Before we box this one up, we've gotta check if we can simplify the fraction. To do that, we look for common factors between the numerator (6) and the denominator (13). The factors of 6 are 1, 2, 3, and 6. The number 13 is a prime number, so its only factors are 1 and 13. Since 6 and 13 don't share any common factors other than 1, the fraction 6/13 is already in its simplest form.

So, our final answer is 6/13. High five!

Key Points:

• Common Denominators: Always verify the denominators are the same before subtracting.
• Subtract the Numerators: Subtract the top numbers.
• Keep the Denominator: The denominator stays the same.
• Simplify the Fraction: Always check to see if the fraction can be simplified.

5. Subtracting Fractions: 47/100 - 44/100

Alright, let's tackle our last fraction subtraction problem: 47/100 - 44/100. As we've done with the other problems, the very first step is to check if the denominators are the same. Both fractions have a denominator of 100, so we're good to go!

Since the denominators are the same, we can subtract the numerators. We need to subtract 44 from 47:

47 - 44 = 3

Now, we put that result over the original denominator, which is 100. So, our answer is:

3/100

Before we declare our mission accomplished, we need to check if we can simplify this fraction. To simplify, we look for common factors between the numerator (3) and the denominator (100).

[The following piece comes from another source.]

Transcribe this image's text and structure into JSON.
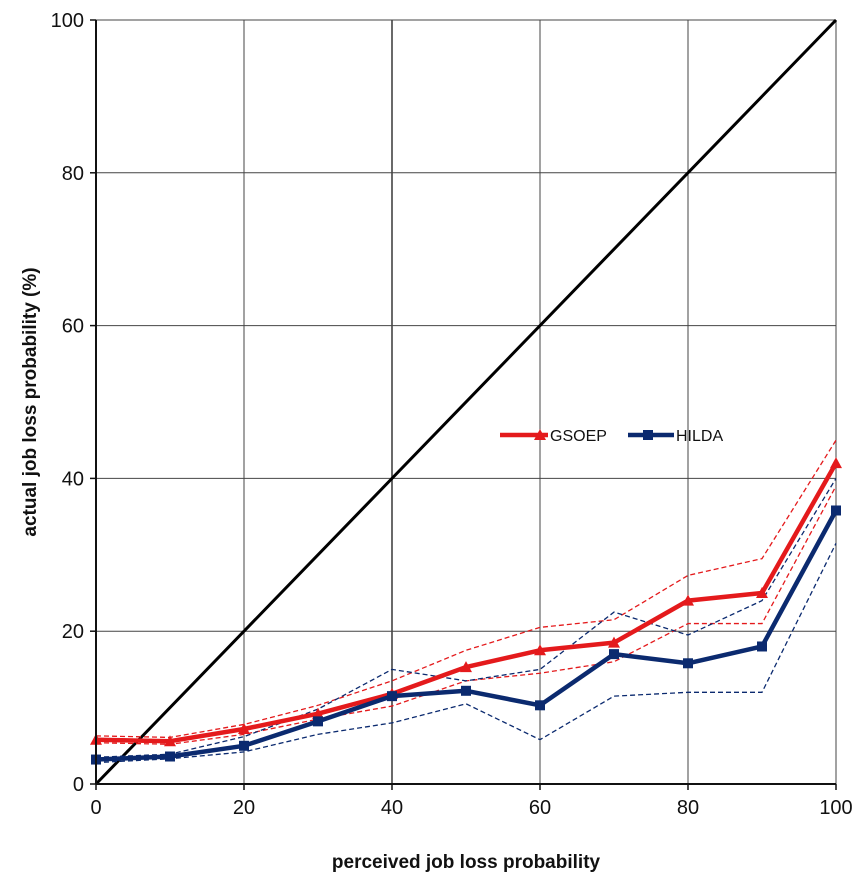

The number 3 is a prime number, which means its only factors are 1 and 3. The factors of 100 are 1, 2, 4, 5, 10, 20, 25, 50, and 100. Since 3 and 100 don't share any common factors other than 1, the fraction 3/100 is already in its simplest form.

So, our final answer is 3/100. We did it! Great job everyone!

Key Points:

• Common Denominators: Make sure the denominators are the same.
• Subtract the Numerators: Subtract the top numbers.
• Keep the Denominator: The denominator stays the same.
• Simplify the Fraction: Always check to see if the fraction can be simplified.

Hope this helps you nail fraction arithmetic! Keep practicing, and you'll become a fraction master in no time. You got this!